In the above embodiment, the discharge port of the hopper 1 extends in the width direction of the conveyor belt 4 by the same distance as the width of the conveyor belt 4. When the width of the conveyor belt 4 changes, the width of the discharge port of the hopper 1 also changes. In this way, it is prevented that there are areas on the conveyor belt 4 that are free of material 8.

The embodiments in the present description are described in a progressive manner, each embodiment focuses on differences from other embodiments, and the same and similar parts among the embodiments are referred to each other.

The previous description of the disclosed embodiments is provided to enable any person skilled in the art to make or use the present invention.

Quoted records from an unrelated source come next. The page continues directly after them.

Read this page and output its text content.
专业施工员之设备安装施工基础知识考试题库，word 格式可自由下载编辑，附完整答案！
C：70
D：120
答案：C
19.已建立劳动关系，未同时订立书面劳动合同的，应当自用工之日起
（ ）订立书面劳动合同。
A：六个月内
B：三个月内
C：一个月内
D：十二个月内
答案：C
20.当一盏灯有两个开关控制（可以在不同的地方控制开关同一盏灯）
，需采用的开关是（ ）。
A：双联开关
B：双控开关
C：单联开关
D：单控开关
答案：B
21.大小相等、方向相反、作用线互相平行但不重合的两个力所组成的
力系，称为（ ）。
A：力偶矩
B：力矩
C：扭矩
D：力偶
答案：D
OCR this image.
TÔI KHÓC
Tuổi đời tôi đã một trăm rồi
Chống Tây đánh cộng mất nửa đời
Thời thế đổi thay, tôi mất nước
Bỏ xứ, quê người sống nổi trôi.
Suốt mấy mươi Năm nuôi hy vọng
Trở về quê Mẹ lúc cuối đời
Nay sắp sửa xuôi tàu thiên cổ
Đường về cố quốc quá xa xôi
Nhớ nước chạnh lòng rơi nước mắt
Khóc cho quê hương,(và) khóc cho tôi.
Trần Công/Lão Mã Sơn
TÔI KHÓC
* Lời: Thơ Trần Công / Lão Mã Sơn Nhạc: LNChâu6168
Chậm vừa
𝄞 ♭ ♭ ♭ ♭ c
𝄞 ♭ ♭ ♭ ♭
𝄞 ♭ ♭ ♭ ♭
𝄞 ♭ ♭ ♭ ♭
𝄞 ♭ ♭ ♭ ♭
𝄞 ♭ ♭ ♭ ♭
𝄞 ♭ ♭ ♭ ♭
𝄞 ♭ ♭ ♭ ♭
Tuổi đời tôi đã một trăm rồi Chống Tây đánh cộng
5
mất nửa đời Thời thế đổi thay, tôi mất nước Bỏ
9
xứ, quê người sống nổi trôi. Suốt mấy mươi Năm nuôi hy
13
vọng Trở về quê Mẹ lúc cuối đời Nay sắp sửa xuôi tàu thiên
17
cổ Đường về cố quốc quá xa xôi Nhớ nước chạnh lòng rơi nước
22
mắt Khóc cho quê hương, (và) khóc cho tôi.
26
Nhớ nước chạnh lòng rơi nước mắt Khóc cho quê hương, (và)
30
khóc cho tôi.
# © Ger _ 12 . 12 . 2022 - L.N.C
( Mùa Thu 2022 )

Various modifications to these embodiments will be readily apparent to those skilled in the art, and the generic principles defined herein may be applied to other embodiments without departing from the spirit or scope of the invention. Thus, the present invention is not intended to be limited to the embodiments shown herein but is to be accorded the widest scope consistent with the principles and novel features disclosed herein.